- Focus on the US will continue this week.
- Fed speakers and the second US Presidential debate will be key events.
- ECB speakers will also garner some interest in a week relatively light in data.
Focus over the weekend was firmly on the US and the latest US Non-farm Payrolls (NFP) report. This US-centric theme will continue this week with the second Presidential debate, US Federal Reserve meeting minutes released on Thursday and a number of US Federal Reserve members speaking during the week.
The US Non-farm Payrolls (NFP) report, a barometer for the US labour market, initially disappointed as the number of jobs claimed were lower than expected (165k gained vs. 171k expected) and the unemployment rate ticked slightly higher. The NFP report and expectations for future Federal Reserve rate moves are closely related. Among other things, the Fed is looking for solid evidence that the US labour market is returning to full employment before lifting interest rates. However, looking closer at the details, the report was more positive. Firstly, the August’s results were revised higher from 151k to 167k. Secondly, the lift in the unemployment rate was largely due to a lift in the participation rate, which is a positive sign. Thirdly, the broader U-6 unemployment rate (unemployed, underemployed and discouraged) held steady and is near its lowest level since early 2008. As a result, the initial disappointment soon dissipated and market pricing for a December rate hike lifted to 66%.
Despite the positive NFP result, attention will shortly be diverted away from Fed rate hikes towards the second US Presidential debate. Screening at 2pm today NZT, the second debate is likely to be watched by millions. It was concluded that the first debate was won by Hillary Clinton and her ratings in polls have increased since. Given the possible economic implications from some of Trump’s proposed policies, global markets are likely to remain on edge until Americans cast their votes on November 8.
Once the debate and analyses end, attention will return to the outlook for US interest rates, especially with the number of US Fed speakers this week. These speakers include US Fed Chair, Janet Yellen who is due to speak on Friday as well as Dudley, Evans, George, Rosengren and Kashkari. Finally, Thursday morning’s US Fed meeting minutes cements what will be a US-centric week. As always, the minutes will be closely scrutinised for any clues on the likely timing of the next rate hike. We continue to expect the Fed will lift interest rates in December.

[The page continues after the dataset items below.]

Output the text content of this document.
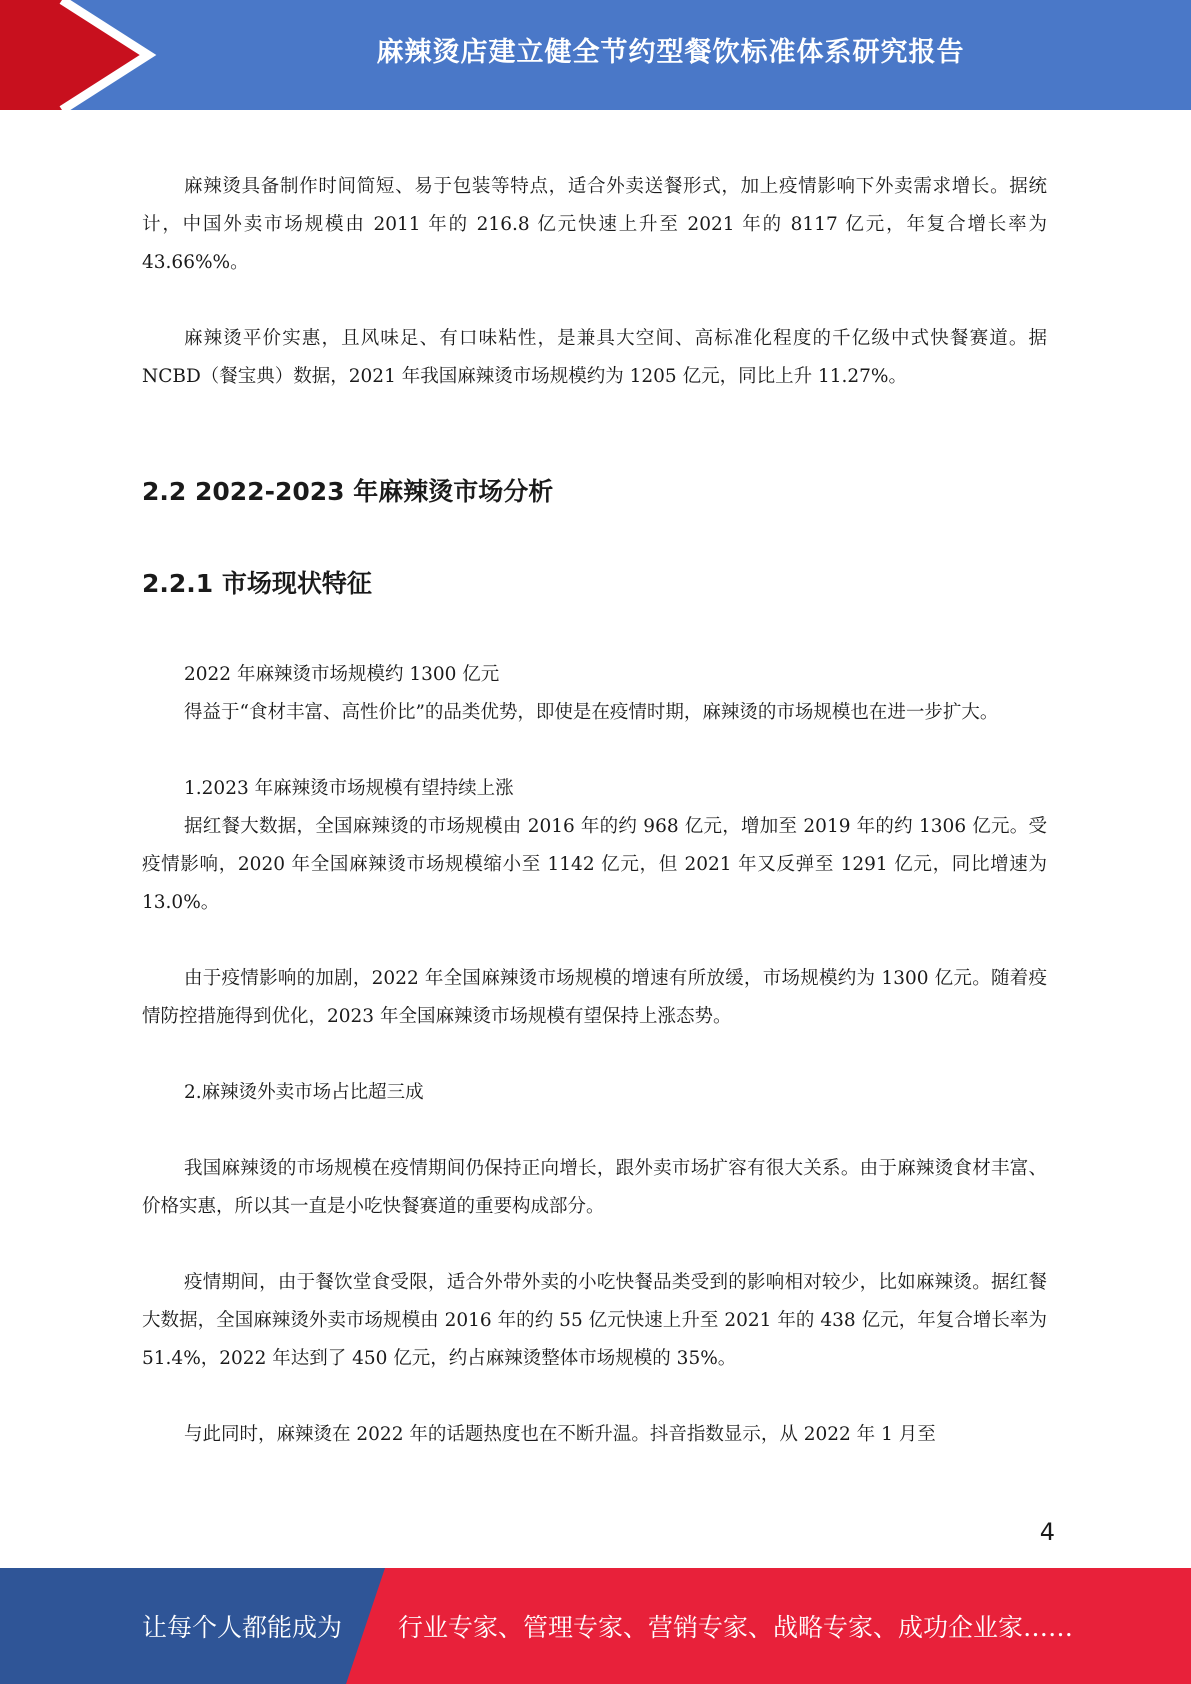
麻辣烫店建立健全节约型餐饮标准体系研究报告

麻辣烫具备制作时间简短、易于包装等特点，适合外卖送餐形式，加上疫情影响下外卖需求增长。据统计，中国外卖市场规模由 2011 年的 216.8 亿元快速上升至 2021 年的 8117 亿元，年复合增长率为 43.66%%。

麻辣烫平价实惠，且风味足、有口味粘性，是兼具大空间、高标准化程度的千亿级中式快餐赛道。据 NCBD（餐宝典）数据，2021 年我国麻辣烫市场规模约为 1205 亿元，同比上升 11.27%。

2.2 2022-2023 年麻辣烫市场分析
2.2.1 市场现状特征

2022 年麻辣烫市场规模约 1300 亿元

得益于“食材丰富、高性价比”的品类优势，即使是在疫情时期，麻辣烫的市场规模也在进一步扩大。

1.2023 年麻辣烫市场规模有望持续上涨

据红餐大数据，全国麻辣烫的市场规模由 2016 年的约 968 亿元，增加至 2019 年的约 1306 亿元。受疫情影响，2020 年全国麻辣烫市场规模缩小至 1142 亿元，但 2021 年又反弹至 1291 亿元，同比增速为 13.0%。

由于疫情影响的加剧，2022 年全国麻辣烫市场规模的增速有所放缓，市场规模约为 1300 亿元。随着疫情防控措施得到优化，2023 年全国麻辣烫市场规模有望保持上涨态势。

2.麻辣烫外卖市场占比超三成

我国麻辣烫的市场规模在疫情期间仍保持正向增长，跟外卖市场扩容有很大关系。由于麻辣烫食材丰富、价格实惠，所以其一直是小吃快餐赛道的重要构成部分。

疫情期间，由于餐饮堂食受限，适合外带外卖的小吃快餐品类受到的影响相对较少，比如麻辣烫。据红餐大数据，全国麻辣烫外卖市场规模由 2016 年的约 55 亿元快速上升至 2021 年的 438 亿元，年复合增长率为 51.4%，2022 年达到了 450 亿元，约占麻辣烫整体市场规模的 35%。

与此同时，麻辣烫在 2022 年的话题热度也在不断升温。抖音指数显示，从 2022 年 1 月至

4
让每个人都能成为 行业专家、管理专家、营销专家、战略专家、成功企业家……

Outside of the US there are few major events happening. Key interest elsewhere will likely lie in Europe where a number of European Central Bank members are due to speak. Comments over the future actions of the ECB will be closely scrutinised (especially if they are in relation to the tapering off of asset purchases). Elsewhere, including New Zealand, the majority of data releases are second-tier and will be unlikely to cause substantial market movements.